April 29, 2024

The Pharmacist

The Netflix docuseries THE PHARMACIST is tailored like an opened can of Pringles. Once you start, you can’t stop.

Travis Leamons // Film Critic

THE PHARMACIST

Rating: TV-MA, 215 minutes. 
Directors: Jenner Furst and Julia Willoughby Nason
Featuring: Dan Schneider

No matter the subject, the legwork that goes into making a documentary can be a daunting endeavor. But for filmmakers Julia Willoughby Nason and Jenner Furst and their titular subject, Dan Schneider, it turned out to be a veritable golden goose of information. 

It all started in late 2018 when they first heard of Dan’s story from Jed Lipinski, a partner on the project who was writing for the Times-Picayune. He had this big profile on Dan and thought his story would translate well as a documentary.

That documentary is Netflix’s docuseries THE PHARMACIST, and it’s tailored like an opened can of Pringles. Once you start, you can’t stop. 

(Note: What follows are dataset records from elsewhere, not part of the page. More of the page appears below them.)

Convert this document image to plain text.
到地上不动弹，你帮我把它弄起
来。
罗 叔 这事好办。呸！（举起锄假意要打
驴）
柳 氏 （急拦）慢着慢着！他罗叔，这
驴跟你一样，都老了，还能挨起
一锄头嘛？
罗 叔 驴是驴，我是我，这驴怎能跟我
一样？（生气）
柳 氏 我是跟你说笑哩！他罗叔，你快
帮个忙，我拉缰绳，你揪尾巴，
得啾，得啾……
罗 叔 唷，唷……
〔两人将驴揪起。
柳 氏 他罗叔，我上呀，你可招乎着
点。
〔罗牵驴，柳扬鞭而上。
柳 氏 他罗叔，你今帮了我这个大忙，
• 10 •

Much to my surprise, I was unaware that it would be in this format when I saw it advertised. Considering the story’s scope and amount of archival material, though, it would be an editing nightmare to make it all work in a single documentary. Too much would be left out. Plus, Schneider’s story is so compelling with startling reveals and ramifications – for both himself and on a major scale – that it pushes beyond the dynamics of true crime, which THE PHARMACIST adhered to at the outset in 1999.

Dan Schneider is a mild-mannered pharmacist in Louisiana’s St. Bernard Parish. He’s happily married and a loving father of two children. The Schneiders are like the creole version of National Lampoon’s Griswolds, from cross-country amusement park trips to decorating an oversized Christmas tree. Then, tragedy strikes when Dan’s son, Danny, is murdered. Danny was a crack addict and left the small parish to score drugs in New Orleans’ beggared Ninth Ward section.

Local police chalk it up as a drug deal gone wrong, and their investigation stagnates after a suspected shooter turns out not to be the culprit. Grief-stricken and unsatisfied, Dan launches his own investigation, forgoing personal safety as he looks for answers. His commitment leaps over the border of obsession as he talks to residents of the Ninth Ward trying to find someone who knew his son or may have seen something the night he was murdered. As added insurance, Dan recorded all his phone calls and voiced his thoughts into his recorder as if he were taking confession.

A still from ‘THE PHARMACIST.’ Courtesy of Netflix.

Dan’s odyssey in catching his son’s killer is a documentary in itself, but that’s just the first episode. The second installment is where THE PHARMACIST really takes shape as the murder of Danny Jr. is merely a prelude to Dan starting a new investigation into a systemic problem that he was culpable: dispensing opioids. Noticing the frequency and ages of those wanting Oxycontin – and baffled why a doctor would prescribe a high amount (or at all) as a treatment for certain conditions – Dan grabs his audio gear and starts sleuthing again.

Seeing what drugs did to his son, Dan becomes a sort-of Drug Enforcement Avenger as he fastidiously works to do what he couldn’t do for Danny Jr. and save others before they become just another drug incident report. The narrative jettisons us from behind the pharmacy counter as it explores medical malfeasance, in-action by law enforcement, and the corruption of Big Pharma.    

The amount of investigative work Dan does is remarkable. He makes the law enforcement guys look like a bunch of Johnny-come-latelies. And his adherence to dating and cataloging phone conversations and journal scribbles in cardboard storage boxes would be a godsend for paralegals during Discovery.    

As someone who finds our government’s war on drugs to be a total crock in stopping illegal drug use – and is well aware of the legally prescribed opioid drug crisis that exists (thanks to Sam Quinones’s novel DREAMLAND and Beth Macy’s DOPESICK) – THE PHARMACIST serves as yet another wake-up call to a national epidemic that has claimed more than 400,000 lives since Schneider connected the dots in how the drug game worked in his area.

THE PHARMACIST is more than just another Netflix documentary to appease true-crime fans. It’s a powerful story about a bereaved father who becomes a man of action. Nason and Jenner Furst’s docuseries is a vivid account of a widespread problem that still lingers. The prevalence of opioids in the US, the monetary greed, and the collateral effect that occurs when trying to stop it (the drug that replaces opioids is both more lethal and illegal) feel like an everlasting battle without a conclusion. And it will be part of the zeitgeist for the foreseeable.                 

Grade: A-

THE PHARMACIST is now streaming on Netflix.